Hint: The sum of n natural number means we have to find the sum of first n positive terms of the series. As we know that, the terms in natural series are in arithmetic form so we can find the sum by using the arithmetic sum formula which is: $ {S_p} = \dfrac{p}{2}\left( {2a + \left( {n - 1} \right)d} \right) $

Complete step-by-step answer:
Here, we have to take the first n natural number.
As the natural numbers start with 1 so the series is: 1, 2, 3, 4… n.
Now looking at the series we get,
The first term of the series is 1.
The common difference between the series is: $ {\rm{second}}\;{\rm{term - first}}\;{\rm{term = 2 - 1 = 1}} $
The total number of terms taken in the series for the sum is n.
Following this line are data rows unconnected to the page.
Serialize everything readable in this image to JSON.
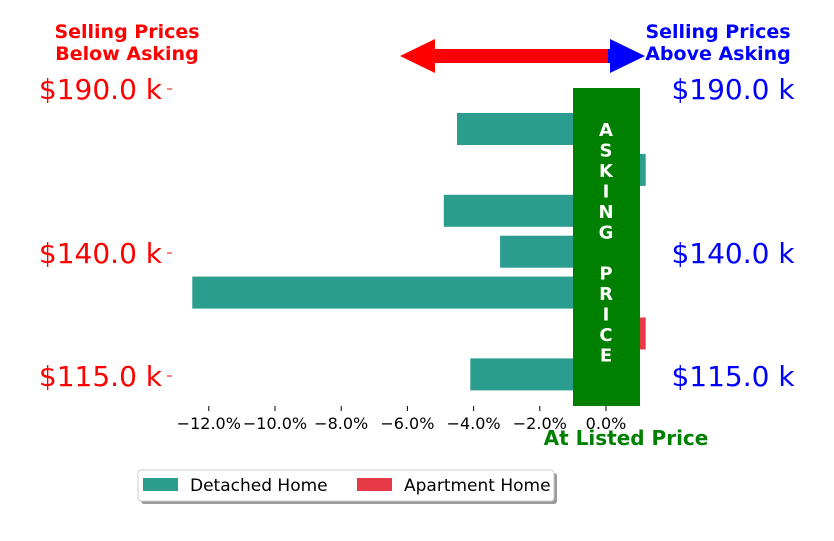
{
  "chart_data": {
    "type": "bar",
    "orientation": "horizontal",
    "series": [
      {
        "name": "Detached Home",
        "color": "#2a9d8f",
        "values": [
          -4.5,
          1.2,
          -4.9,
          -3.2,
          -12.5,
          null,
          -4.1
        ]
      },
      {
        "name": "Apartment Home",
        "color": "#e63946",
        "values": [
          null,
          null,
          null,
          null,
          null,
          1.2,
          null
        ]
      }
    ],
    "xlim": [
      -13.3,
      1.3
    ],
    "xticks": [
      "−12.0%",
      "−10.0%",
      "−8.0%",
      "−6.0%",
      "−4.0%",
      "−2.0%",
      "0.0%"
    ],
    "xtick_values": [
      -12,
      -10,
      -8,
      -6,
      -4,
      -2,
      0
    ],
    "y_left_labels": [
      "$190.0 k",
      "$140.0 k",
      "$115.0 k"
    ],
    "y_right_labels": [
      "$190.0 k",
      "$140.0 k",
      "$115.0 k"
    ],
    "header_left": [
      "Selling Prices",
      "Below Asking"
    ],
    "header_right": [
      "Selling Prices",
      "Above Asking"
    ],
    "band_label": [
      "A",
      "S",
      "K",
      "I",
      "N",
      "G",
      "",
      "P",
      "R",
      "I",
      "C",
      "E"
    ],
    "bottom_label": "At Listed Price",
    "legend_placement": "bottom-center",
    "colors": {
      "below": "#ff0000",
      "above": "#0000ff",
      "band": "#008000",
      "arrow_left": "#ff0000",
      "arrow_right": "#0000ff"
    }
  }
}
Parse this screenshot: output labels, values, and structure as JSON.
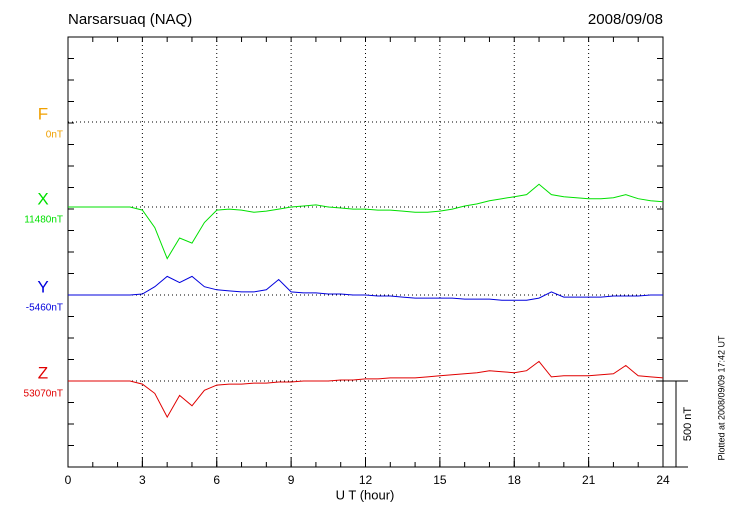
{
  "chart_data": {
    "type": "line",
    "title": "Narsarsuaq (NAQ)",
    "date": "2008/09/08",
    "xlabel": "U T (hour)",
    "note": "Plotted at 2008/09/09 17:42 UT",
    "scale": {
      "value": 500,
      "label": "500 nT"
    },
    "xlim": [
      0,
      24
    ],
    "xticks": [
      0,
      3,
      6,
      9,
      12,
      15,
      18,
      21,
      24
    ],
    "grid": true,
    "x": [
      0,
      0.5,
      1,
      1.5,
      2,
      2.5,
      3,
      3.5,
      4,
      4.5,
      5,
      5.5,
      6,
      6.5,
      7,
      7.5,
      8,
      8.5,
      9,
      9.5,
      10,
      10.5,
      11,
      11.5,
      12,
      12.5,
      13,
      13.5,
      14,
      14.5,
      15,
      15.5,
      16,
      16.5,
      17,
      17.5,
      18,
      18.5,
      19,
      19.5,
      20,
      20.5,
      21,
      21.5,
      22,
      22.5,
      23,
      23.5,
      24
    ],
    "series": [
      {
        "name": "F",
        "color": "#f0a000",
        "baseline": {
          "value": 0,
          "label": "0nT"
        },
        "values": [
          null,
          null,
          null,
          null,
          null,
          null,
          null,
          null,
          null,
          null,
          null,
          null,
          null,
          null,
          null,
          null,
          null,
          null,
          null,
          null,
          null,
          null,
          null,
          null,
          null,
          null,
          null,
          null,
          null,
          null,
          null,
          null,
          null,
          null,
          null,
          null,
          null,
          null,
          null,
          null,
          null,
          null,
          null,
          null,
          null,
          null,
          null,
          null,
          null
        ]
      },
      {
        "name": "X",
        "color": "#00e000",
        "baseline": {
          "value": 11480,
          "label": "11480nT"
        },
        "values": [
          11480,
          11480,
          11480,
          11480,
          11480,
          11480,
          11462,
          11360,
          11180,
          11300,
          11270,
          11390,
          11462,
          11468,
          11462,
          11450,
          11456,
          11468,
          11480,
          11486,
          11492,
          11480,
          11474,
          11468,
          11468,
          11462,
          11462,
          11456,
          11450,
          11450,
          11456,
          11468,
          11486,
          11498,
          11516,
          11528,
          11540,
          11552,
          11612,
          11552,
          11540,
          11534,
          11528,
          11528,
          11534,
          11552,
          11528,
          11516,
          11510
        ]
      },
      {
        "name": "Y",
        "color": "#0000dd",
        "baseline": {
          "value": -5460,
          "label": "-5460nT"
        },
        "values": [
          -5460,
          -5460,
          -5460,
          -5460,
          -5460,
          -5460,
          -5454,
          -5412,
          -5352,
          -5388,
          -5352,
          -5412,
          -5430,
          -5436,
          -5442,
          -5442,
          -5430,
          -5370,
          -5442,
          -5448,
          -5448,
          -5454,
          -5454,
          -5460,
          -5460,
          -5466,
          -5466,
          -5472,
          -5478,
          -5478,
          -5478,
          -5478,
          -5484,
          -5484,
          -5484,
          -5490,
          -5490,
          -5490,
          -5478,
          -5442,
          -5472,
          -5472,
          -5472,
          -5472,
          -5466,
          -5466,
          -5466,
          -5460,
          -5460
        ]
      },
      {
        "name": "Z",
        "color": "#e00000",
        "baseline": {
          "value": 53070,
          "label": "53070nT"
        },
        "values": [
          53070,
          53070,
          53070,
          53070,
          53070,
          53070,
          53052,
          52998,
          52860,
          52986,
          52926,
          53016,
          53046,
          53052,
          53052,
          53058,
          53058,
          53064,
          53064,
          53070,
          53070,
          53070,
          53076,
          53076,
          53082,
          53082,
          53088,
          53088,
          53088,
          53094,
          53100,
          53106,
          53112,
          53118,
          53130,
          53124,
          53118,
          53130,
          53184,
          53094,
          53100,
          53100,
          53100,
          53106,
          53112,
          53160,
          53100,
          53094,
          53088
        ]
      }
    ]
  }
}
Hence the sum of the n terms by using the formula $ {S_p} = \dfrac{p}{2}\left( {2a + \left( {n - 1} \right)d} \right) $
 Where, p is the number of terms of series, a is the first term and d is the common difference of the series.
Now, substituting the values in the equation or formula then we get,
${S_n} = \dfrac{n}{2}\left( {2 \times 1 + \left( {n - 1} \right) \times 1} \right)$
Solving the equation by using the BODMAS method so first we open the brackets given in the equation,
 $
\Rightarrow {S_n} = \dfrac{n}{2}\left( {2 + n - 1} \right)\\
\Rightarrow {S_n} = \dfrac{n}{2}\left( {n + 1} \right)\\
\Rightarrow {S_n} = \dfrac{{n \times \left( {n + 1} \right)}}{2}
 $
Therefore, the sum of n natural number is:
 $ {S_n} = \dfrac{{n\left( {n + 1} \right)}}{2} $

Note: We can place any value in place of n so it will give the accurate sum of natural numbers till that value. It is the standard form of the sum of series having natural numbers with a common difference of 1. It can be directly applied in the problems having natural numbers with 1 as the common difference between two consecutive terms of the series.